Proposition 209 specifically prohibits the state from policies that discriminate against or grant preferential treatment on the basis of race, sex, color, ethnicity, or national origin. It applies to all state public entities, including governmental and educational institutions.
Proposition 209 seems like a nostalgic achievement as it offers equal treatment regardless of race, sex, color, ethnicity, or national origin, but many groups have suffered for generations from injustice and inequity.
In a 2018 Stanford University study, it was found that K-12 education in California is mainly dependent on neighborhood characteristics with wealthier ones having access to a better quality education than low income districts.
The effect of a poor K-12 system in college admissions is strong if universities only take a merit-based approach (such as with GPAs) and do not consider a holistic view which could include selecting someone’s race/ethnicity in order to not overlook an applicant’s qualifications and potential.

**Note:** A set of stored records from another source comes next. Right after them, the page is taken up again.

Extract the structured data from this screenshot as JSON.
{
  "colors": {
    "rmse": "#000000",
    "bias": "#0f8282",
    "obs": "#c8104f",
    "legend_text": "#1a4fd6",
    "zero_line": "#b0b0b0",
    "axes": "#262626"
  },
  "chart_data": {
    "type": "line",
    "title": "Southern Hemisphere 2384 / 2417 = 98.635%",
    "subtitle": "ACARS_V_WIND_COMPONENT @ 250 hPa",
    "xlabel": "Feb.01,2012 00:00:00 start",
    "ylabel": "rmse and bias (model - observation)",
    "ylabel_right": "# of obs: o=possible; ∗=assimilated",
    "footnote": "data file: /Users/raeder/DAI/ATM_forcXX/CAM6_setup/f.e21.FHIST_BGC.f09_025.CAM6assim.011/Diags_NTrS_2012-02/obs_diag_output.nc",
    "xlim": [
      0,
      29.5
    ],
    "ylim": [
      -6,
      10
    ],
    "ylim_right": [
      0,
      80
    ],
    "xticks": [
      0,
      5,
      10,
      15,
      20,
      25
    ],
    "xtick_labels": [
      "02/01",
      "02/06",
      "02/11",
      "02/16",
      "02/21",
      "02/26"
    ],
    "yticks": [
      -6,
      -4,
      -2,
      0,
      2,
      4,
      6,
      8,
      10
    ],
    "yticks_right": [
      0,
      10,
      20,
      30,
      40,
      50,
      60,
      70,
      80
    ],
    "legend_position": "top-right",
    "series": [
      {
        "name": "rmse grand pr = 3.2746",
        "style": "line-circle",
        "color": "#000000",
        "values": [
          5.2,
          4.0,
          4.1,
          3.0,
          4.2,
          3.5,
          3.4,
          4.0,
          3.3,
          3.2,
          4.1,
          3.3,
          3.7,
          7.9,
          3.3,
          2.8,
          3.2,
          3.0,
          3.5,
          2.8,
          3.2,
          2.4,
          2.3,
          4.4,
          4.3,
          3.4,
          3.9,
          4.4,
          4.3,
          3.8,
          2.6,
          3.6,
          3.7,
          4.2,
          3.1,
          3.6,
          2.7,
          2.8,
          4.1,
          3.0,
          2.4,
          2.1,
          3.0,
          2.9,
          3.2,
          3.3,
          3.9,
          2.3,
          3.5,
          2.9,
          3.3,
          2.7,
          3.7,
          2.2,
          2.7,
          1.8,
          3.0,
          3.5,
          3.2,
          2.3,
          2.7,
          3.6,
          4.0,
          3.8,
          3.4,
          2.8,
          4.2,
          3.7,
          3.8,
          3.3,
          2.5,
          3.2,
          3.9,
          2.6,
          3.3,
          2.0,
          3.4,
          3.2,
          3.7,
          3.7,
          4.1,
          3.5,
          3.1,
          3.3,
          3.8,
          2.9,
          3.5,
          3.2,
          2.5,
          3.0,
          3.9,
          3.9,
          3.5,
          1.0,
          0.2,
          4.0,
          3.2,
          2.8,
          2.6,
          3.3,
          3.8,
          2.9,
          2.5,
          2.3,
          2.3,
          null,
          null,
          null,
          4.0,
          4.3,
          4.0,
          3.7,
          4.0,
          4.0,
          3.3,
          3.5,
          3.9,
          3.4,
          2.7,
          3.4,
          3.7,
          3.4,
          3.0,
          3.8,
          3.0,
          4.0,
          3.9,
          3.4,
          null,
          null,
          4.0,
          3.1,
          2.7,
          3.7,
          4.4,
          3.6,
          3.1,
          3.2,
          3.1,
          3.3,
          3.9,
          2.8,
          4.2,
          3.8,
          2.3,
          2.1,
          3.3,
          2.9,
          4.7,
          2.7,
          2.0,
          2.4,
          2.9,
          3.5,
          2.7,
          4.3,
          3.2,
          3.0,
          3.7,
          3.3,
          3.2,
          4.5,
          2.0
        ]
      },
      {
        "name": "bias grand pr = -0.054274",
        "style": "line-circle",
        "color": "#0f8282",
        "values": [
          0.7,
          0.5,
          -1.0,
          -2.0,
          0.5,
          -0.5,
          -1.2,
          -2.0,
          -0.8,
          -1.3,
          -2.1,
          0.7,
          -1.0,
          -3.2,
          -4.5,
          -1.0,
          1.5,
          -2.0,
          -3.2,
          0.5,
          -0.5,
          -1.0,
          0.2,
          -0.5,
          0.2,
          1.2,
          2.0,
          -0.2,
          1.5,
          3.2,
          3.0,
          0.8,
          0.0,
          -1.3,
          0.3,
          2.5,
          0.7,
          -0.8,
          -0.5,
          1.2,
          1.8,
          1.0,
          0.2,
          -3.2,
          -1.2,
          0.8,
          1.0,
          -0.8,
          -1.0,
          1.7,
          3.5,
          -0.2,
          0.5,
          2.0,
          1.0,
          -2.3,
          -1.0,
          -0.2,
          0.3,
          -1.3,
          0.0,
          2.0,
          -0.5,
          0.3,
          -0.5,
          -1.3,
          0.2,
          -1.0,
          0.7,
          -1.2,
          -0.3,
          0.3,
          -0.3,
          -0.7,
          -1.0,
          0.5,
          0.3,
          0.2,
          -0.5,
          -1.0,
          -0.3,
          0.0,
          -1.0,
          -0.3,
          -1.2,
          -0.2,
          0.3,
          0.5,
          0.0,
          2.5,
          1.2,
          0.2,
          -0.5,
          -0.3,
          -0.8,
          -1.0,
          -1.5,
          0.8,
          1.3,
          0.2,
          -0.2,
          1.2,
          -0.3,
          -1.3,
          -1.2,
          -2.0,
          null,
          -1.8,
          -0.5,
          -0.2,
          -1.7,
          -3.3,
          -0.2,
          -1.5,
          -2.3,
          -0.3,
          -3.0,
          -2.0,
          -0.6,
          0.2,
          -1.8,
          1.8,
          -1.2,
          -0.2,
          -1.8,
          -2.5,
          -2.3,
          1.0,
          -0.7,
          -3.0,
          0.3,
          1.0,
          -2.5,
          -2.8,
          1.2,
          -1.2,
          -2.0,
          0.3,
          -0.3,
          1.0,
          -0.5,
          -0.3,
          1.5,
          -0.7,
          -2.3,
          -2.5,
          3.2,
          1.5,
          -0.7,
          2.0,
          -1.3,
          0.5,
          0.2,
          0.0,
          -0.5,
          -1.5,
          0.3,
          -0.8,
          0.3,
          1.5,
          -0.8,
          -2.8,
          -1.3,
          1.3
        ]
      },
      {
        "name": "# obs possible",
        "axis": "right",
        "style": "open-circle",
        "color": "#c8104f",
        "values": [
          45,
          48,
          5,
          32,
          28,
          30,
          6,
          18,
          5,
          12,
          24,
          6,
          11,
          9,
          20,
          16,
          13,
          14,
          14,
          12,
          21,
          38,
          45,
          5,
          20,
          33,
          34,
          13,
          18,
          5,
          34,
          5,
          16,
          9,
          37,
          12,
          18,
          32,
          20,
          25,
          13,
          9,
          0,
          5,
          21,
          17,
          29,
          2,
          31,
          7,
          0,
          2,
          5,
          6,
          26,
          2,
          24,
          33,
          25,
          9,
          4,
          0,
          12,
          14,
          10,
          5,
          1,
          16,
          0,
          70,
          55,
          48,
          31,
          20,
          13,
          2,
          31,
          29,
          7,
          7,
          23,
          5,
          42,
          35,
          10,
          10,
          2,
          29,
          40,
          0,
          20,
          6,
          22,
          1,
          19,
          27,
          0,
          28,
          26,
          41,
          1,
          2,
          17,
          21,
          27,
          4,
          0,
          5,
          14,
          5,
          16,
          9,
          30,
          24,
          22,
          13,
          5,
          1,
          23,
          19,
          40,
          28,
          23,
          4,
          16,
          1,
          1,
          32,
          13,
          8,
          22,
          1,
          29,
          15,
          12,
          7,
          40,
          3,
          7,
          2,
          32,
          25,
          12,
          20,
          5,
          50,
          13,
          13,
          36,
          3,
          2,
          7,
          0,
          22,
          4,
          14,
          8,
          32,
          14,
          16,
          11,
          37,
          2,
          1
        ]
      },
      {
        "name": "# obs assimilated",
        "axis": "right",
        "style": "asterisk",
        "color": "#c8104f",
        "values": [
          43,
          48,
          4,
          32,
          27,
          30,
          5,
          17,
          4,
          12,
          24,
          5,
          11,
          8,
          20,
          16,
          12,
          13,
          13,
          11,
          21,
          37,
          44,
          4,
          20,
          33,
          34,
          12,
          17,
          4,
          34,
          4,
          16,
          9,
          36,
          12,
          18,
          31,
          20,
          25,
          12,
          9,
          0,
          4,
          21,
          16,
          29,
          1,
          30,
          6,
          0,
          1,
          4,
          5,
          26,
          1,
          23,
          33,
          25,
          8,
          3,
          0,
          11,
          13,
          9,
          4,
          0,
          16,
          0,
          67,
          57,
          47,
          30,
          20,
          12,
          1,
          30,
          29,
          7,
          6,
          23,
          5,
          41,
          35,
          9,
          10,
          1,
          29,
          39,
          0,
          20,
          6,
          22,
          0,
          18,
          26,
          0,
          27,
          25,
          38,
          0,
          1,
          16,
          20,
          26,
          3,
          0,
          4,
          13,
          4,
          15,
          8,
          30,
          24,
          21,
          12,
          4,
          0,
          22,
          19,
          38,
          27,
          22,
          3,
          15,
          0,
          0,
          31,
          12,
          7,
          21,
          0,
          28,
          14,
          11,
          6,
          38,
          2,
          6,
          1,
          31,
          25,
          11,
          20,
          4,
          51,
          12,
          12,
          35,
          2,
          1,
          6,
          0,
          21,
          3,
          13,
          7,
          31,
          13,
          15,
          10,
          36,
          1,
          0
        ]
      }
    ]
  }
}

A study just published by the Office of the President of the UC system has shown that Proposition 209 has hurt underrepresented high school students from California in terms of not just lowering their enrollment at the UC system, but also by lowering their average income levels years after obtaining their college education.
We are indeed celebrating this year for the achievement of Latinos at the UC system but several studies, including a recent one from the UC Office of the President, have shown that this enrollment number could have been higher not just for Latinos but for other underrepresented groups like African Americans and Native Americans.
This coming November, the citizens of California will face a chance to repeal Proposition 209 by voting for Proposition 16. Proposition 16 has been approved by the California Senate to be on the ballot in California for this November with great support from the UC system and it specifically calls for repealing Proposition 209.
With this repeal, affirmative action policies in the state institutions will be left up to the U.S. Supreme Court.
As the nation wrestles with the COVID-19 crisis, racial issues of inequity and injustice have surfaced in every aspect of society. By deciding on Proposition 16, voters in California will get a chance to think about the fate of higher education in the state for underrepresented groups and move California into its next stage in history.